Some of the programs heard on Way Truth Life Radio include:

"Insight for Living" with Chuck Swindoll

"Summit Life" with J.D. Greear

"Living on the Edge" with Chip Ingram

"The Alternative" with Dr. Tony Evans

"Family Life Today"

"Focus on the Family"

"Revive Our Hearts" with Nancy DeMoss Wolgemuth

"MoneyWise" with Rob West

"Truth for Life" with Alistair Begg

"A New Beginning" with Greg Laurie

"Grace to You" with John MacArthur

"Turning Point" with Dr. David Jeremiah

"In the Market With Janet Parshall" featuring Janet Parshall

"Haven Today" with Charles Morris

The ministry website is WTLR official website.

==WTLR in the News==
On Friday, July 25, 2008, Ferguson Township police were dispatched to the Cato Avenue studios of WTLR as a man with a gun was on the way to the station.

Brian Neiman attempts, unsuccessfully, to run over police in the parking lot of WTLR.

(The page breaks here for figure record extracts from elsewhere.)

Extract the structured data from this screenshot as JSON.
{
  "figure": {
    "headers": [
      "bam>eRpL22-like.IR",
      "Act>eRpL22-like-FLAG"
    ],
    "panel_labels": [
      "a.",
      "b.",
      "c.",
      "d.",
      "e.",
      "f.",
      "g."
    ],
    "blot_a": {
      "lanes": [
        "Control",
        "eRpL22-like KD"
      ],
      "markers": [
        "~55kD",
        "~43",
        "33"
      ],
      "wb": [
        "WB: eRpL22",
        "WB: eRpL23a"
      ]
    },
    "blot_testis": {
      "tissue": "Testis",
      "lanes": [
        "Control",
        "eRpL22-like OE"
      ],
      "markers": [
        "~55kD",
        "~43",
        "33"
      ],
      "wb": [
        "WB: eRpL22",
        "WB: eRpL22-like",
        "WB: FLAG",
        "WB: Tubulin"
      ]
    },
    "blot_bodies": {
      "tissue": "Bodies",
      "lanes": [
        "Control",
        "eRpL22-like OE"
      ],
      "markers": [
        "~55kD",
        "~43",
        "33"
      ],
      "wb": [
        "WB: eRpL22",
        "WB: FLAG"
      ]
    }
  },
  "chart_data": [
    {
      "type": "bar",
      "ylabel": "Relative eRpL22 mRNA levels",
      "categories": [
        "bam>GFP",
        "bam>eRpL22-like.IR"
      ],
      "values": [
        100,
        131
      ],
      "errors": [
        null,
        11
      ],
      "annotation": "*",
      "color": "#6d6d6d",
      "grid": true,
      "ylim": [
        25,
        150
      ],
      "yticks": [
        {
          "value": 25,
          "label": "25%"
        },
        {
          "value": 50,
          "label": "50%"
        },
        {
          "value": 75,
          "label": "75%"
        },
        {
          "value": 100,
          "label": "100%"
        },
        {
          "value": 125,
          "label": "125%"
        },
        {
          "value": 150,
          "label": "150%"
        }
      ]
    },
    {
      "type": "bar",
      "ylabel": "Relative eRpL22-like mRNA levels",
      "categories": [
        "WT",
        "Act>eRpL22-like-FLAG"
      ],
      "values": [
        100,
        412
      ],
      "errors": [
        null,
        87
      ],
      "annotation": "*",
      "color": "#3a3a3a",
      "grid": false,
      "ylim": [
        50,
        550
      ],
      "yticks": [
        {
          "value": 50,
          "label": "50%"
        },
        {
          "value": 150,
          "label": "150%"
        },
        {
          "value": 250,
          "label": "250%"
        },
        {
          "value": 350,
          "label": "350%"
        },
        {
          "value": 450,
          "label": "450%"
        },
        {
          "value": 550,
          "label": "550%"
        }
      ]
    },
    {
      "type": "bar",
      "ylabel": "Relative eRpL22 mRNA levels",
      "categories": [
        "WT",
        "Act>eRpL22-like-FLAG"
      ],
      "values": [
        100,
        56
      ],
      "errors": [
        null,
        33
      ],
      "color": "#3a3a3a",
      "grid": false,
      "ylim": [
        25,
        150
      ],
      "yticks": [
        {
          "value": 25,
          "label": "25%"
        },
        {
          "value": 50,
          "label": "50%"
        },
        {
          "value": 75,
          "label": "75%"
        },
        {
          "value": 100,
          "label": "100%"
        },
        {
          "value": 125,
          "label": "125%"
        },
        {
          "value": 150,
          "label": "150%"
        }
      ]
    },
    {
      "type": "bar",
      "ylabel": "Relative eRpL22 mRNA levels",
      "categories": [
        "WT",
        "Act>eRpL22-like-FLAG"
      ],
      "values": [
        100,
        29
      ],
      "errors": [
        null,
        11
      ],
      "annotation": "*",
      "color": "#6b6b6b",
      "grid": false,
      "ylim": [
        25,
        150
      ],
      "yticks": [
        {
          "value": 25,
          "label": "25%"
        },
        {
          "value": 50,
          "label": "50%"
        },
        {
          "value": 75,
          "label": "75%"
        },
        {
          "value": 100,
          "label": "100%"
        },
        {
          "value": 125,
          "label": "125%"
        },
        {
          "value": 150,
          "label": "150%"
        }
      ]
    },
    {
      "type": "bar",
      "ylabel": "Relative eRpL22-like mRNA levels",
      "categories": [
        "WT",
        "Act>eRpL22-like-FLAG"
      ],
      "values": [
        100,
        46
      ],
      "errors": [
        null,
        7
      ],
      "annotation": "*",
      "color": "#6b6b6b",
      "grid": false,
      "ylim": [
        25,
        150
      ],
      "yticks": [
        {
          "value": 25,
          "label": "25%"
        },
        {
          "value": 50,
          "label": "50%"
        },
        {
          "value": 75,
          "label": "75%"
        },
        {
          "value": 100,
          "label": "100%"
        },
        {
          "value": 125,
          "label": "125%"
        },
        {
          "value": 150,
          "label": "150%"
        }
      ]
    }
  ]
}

When 50-year-old Brian Neiman of Pottersdale arrived at the radio station, police ordered him to stop. Neiman refused and reportedly became violent. Police say Neiman brandished a gun and drove at them in his Ford Bronco. Witnesses say "dozens of shots" were fired as Neiman exchanged gunfire with police.

After Neiman hit a second police cruiser, his SUV struck the side of a neighboring building and stopped. Centre County Coroner Scott Sayers pronounced Neiman dead on the scene.

Police aren't sure why Neiman targeted the radio station.

Neiman's ex-wife told The Centre Daily Times that "he struggled with bipolar disorder".

After the shooting, WTLR issued a statement and a recount of events on their website.